The fork(),vfork() and clone() all call the do_fork() to do the real work, but with different parameters.

asmlinkage int sys_fork(struct pt_regs regs)
{
    return do_fork(SIGCHLD, regs.esp, &regs, 0);
}

asmlinkage int sys_clone(struct pt_regs regs)
{
    unsigned long clone_flags;
    unsigned long newsp;

    clone_flags = regs.ebx;
    newsp = regs.ecx;
    if (!newsp)
        newsp = regs.esp;
    return do_fork(clone_flags, newsp, &regs, 0);
}
asmlinkage int sys_vfork(struct pt_regs regs)
{
    return do_fork(CLONE_VFORK | CLONE_VM | SIGCHLD, regs.esp, &regs, 0);
}
#define CLONE_VFORK 0x00004000  /* set if the parent wants the child to wake it up on mm_release */
#define CLONE_VM    0x00000100  /* set if VM shared between processes */

SIGCHLD means the child should send this signal to its father when exit.

For fork, the child and father has the independent VM page table, but since the efficiency, fork will not really copy any pages, it just set all the writeable pages to readonly for child process. So when child process want to write something on that page, an page exception happen and kernel will alloc a new page cloned from the old page with write permission. That's called "copy on write".

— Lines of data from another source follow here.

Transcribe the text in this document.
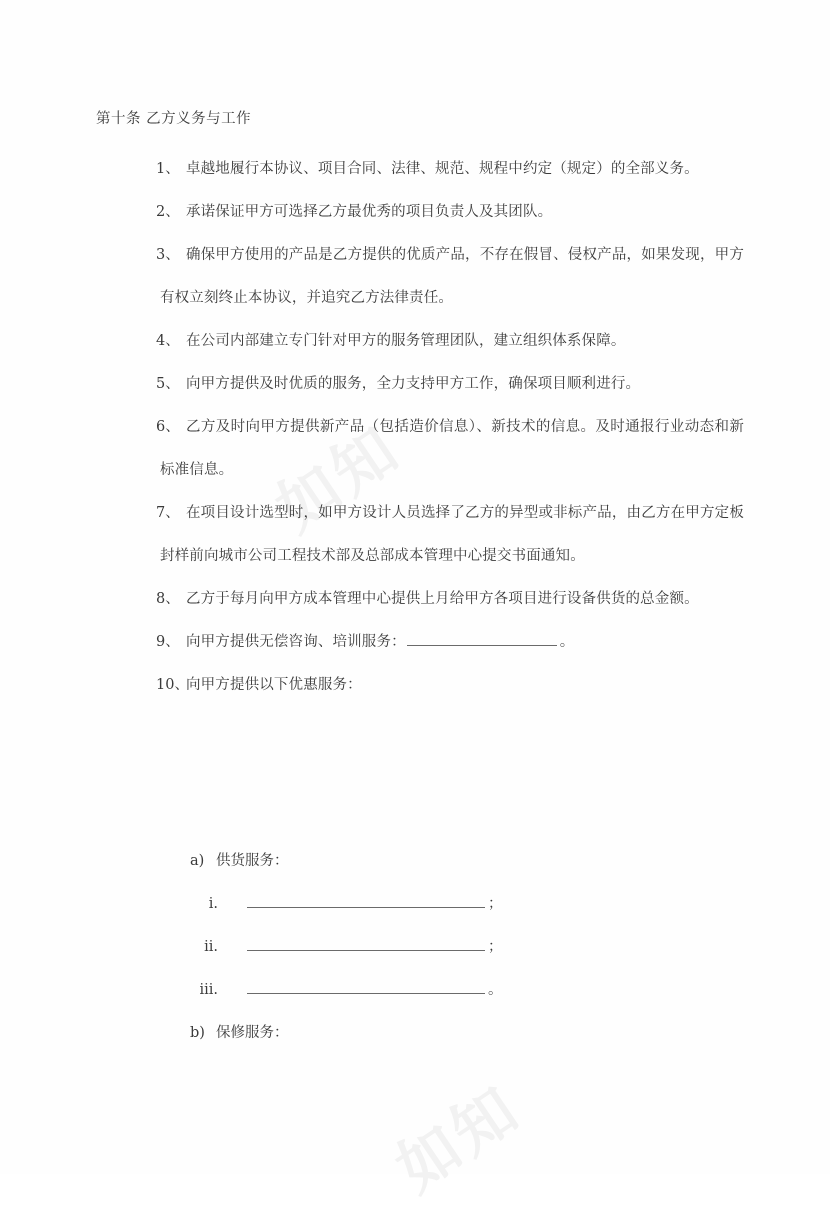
如知
如知
第十条 乙方义务与工作
1、 卓越地履行本协议、项目合同、法律、规范、规程中约定（规定）的全部义务。
2、 承诺保证甲方可选择乙方最优秀的项目负责人及其团队。
3、 确保甲方使用的产品是乙方提供的优质产品，不存在假冒、侵权产品，如果发现，甲方有权立刻终止本协议，并追究乙方法律责任。
4、 在公司内部建立专门针对甲方的服务管理团队，建立组织体系保障。
5、 向甲方提供及时优质的服务，全力支持甲方工作，确保项目顺利进行。
6、 乙方及时向甲方提供新产品（包括造价信息）、新技术的信息。及时通报行业动态和新标准信息。
7、 在项目设计选型时，如甲方设计人员选择了乙方的异型或非标产品，由乙方在甲方定板封样前向城市公司工程技术部及总部成本管理中心提交书面通知。
8、 乙方于每月向甲方成本管理中心提供上月给甲方各项目进行设备供货的总金额。
9、 向甲方提供无偿咨询、培训服务：	。
10、
向甲方提供以下优惠服务：
a) 供货服务：
i.	；
ii.	；
iii.	。
b) 保修服务：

For vfork, the virtual memory is exactly by child and father---just because of that, father and child can't be awake concurrently since they will influence each other. So the father will sleep at the end of "do_fork()" and awake when child call exit() or execve() since then it will own new page table. Here is the code(in do_fork()) that the father sleep.

if ((clone_flags & CLONE_VFORK) && (retval > 0))
down(&sem);
return retval;

Here is the code(in mm_release() called by exit() and execve()) which awake the father.

up(tsk->p_opptr->vfork_sem);

For sys_clone(), it is more flexible since you can input any clone_flags to it. So pthread_create() call this system call with many clone_flags:

int clone_flags = (CLONE_VM | CLONE_FS | CLONE_FILES | CLONE_SIGNAL | CLONE_SETTLS | CLONE_PARENT_SETTID | CLONE_CHILD_CLEARTID | CLONE_SYSVSEM);

Summary: the fork(),vfork() and clone() will create child processes with different mount of sharing resource with the father process. We also can say the vfork() and clone() can create threads(actually they are processes since they have independent task_struct) since they share the VM page table with father process.